Con una delibera approvata dalla Giunta comunale di Trieste è stato approvato il posticipo dei pagamenti, che erano già stati ridotti dei 2/3, per le tasse di occupazione del suolo pubblico e delle esposizioni pubblicitarie. Il provvedimento adottato s’inserisce nell’ambito delle iniziative volte a favorire la ripresa d...
 |  Francesco Tremul  |  Attualità

Con una delibera approvata dalla Giunta comunale di Trieste è stato approvato il posticipo dei pagamenti, che erano già stati ridotti dei 2/3, per le tasse di occupazione del suolo pubblico e delle esposizioni pubblicitarie.

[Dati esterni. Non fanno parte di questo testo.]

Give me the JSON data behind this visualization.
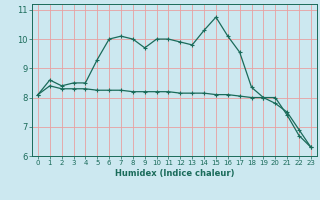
{
  "xlabel": "Humidex (Indice chaleur)",
  "bg_color": "#cce8f0",
  "grid_color": "#e8a0a0",
  "line_color": "#1a6b5a",
  "tick_color": "#1a6b5a",
  "xlim": [
    -0.5,
    23.5
  ],
  "ylim": [
    6,
    11.2
  ],
  "xticks": [
    0,
    1,
    2,
    3,
    4,
    5,
    6,
    7,
    8,
    9,
    10,
    11,
    12,
    13,
    14,
    15,
    16,
    17,
    18,
    19,
    20,
    21,
    22,
    23
  ],
  "yticks": [
    6,
    7,
    8,
    9,
    10,
    11
  ],
  "curve1_x": [
    0,
    1,
    2,
    3,
    4,
    5,
    6,
    7,
    8,
    9,
    10,
    11,
    12,
    13,
    14,
    15,
    16,
    17,
    18,
    19,
    20,
    21,
    22,
    23
  ],
  "curve1_y": [
    8.1,
    8.6,
    8.4,
    8.5,
    8.5,
    9.3,
    10.0,
    10.1,
    10.0,
    9.7,
    10.0,
    10.0,
    9.9,
    9.8,
    10.3,
    10.75,
    10.1,
    9.55,
    8.35,
    8.0,
    8.0,
    7.4,
    6.7,
    6.3
  ],
  "curve2_x": [
    0,
    1,
    2,
    3,
    4,
    5,
    6,
    7,
    8,
    9,
    10,
    11,
    12,
    13,
    14,
    15,
    16,
    17,
    18,
    19,
    20,
    21,
    22,
    23
  ],
  "curve2_y": [
    8.1,
    8.4,
    8.3,
    8.3,
    8.3,
    8.25,
    8.25,
    8.25,
    8.2,
    8.2,
    8.2,
    8.2,
    8.15,
    8.15,
    8.15,
    8.1,
    8.1,
    8.05,
    8.0,
    8.0,
    7.8,
    7.5,
    6.9,
    6.3
  ]
}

Il provvedimento adottato s’inserisce nell’ambito delle iniziative volte a favorire la ripresa dell’economia locale e delle piccole e medie attività imprenditoriali, già colpite dalla crisi pandemica ed ora dalla situazione e dai rincari legati alla guerra in Ucraina.

Nello specifico il “canone unico patrimoniale” (che consiste nella somma dovuta al Comune per l’occupazione di suolo pubblico e spazi pubblicitari, sia annuali che pluriennali e stagionali) non sarà quindi versato come previsto a giugno, ma sarà posticipato e verrà corrisposto in una sola rata entro il 15 novembre (nel caso di un importo dovuto non superiore ai 600 €) o in due rate, la prima entro il 15 novembre e la seconda entro il 15 dicembre (nel caso che l’importo dovuto sia superiore ai 600 €).

Con questa deliberazione l’Amministrazione comunale di Trieste punta a dare respiro e anche a favorire durante tutta l’estate l’attività di bar, ristoranti e attività economiche, dando così modo di posticipare a novembre e a dicembre il pagamento del “canone unico patrimoniale”.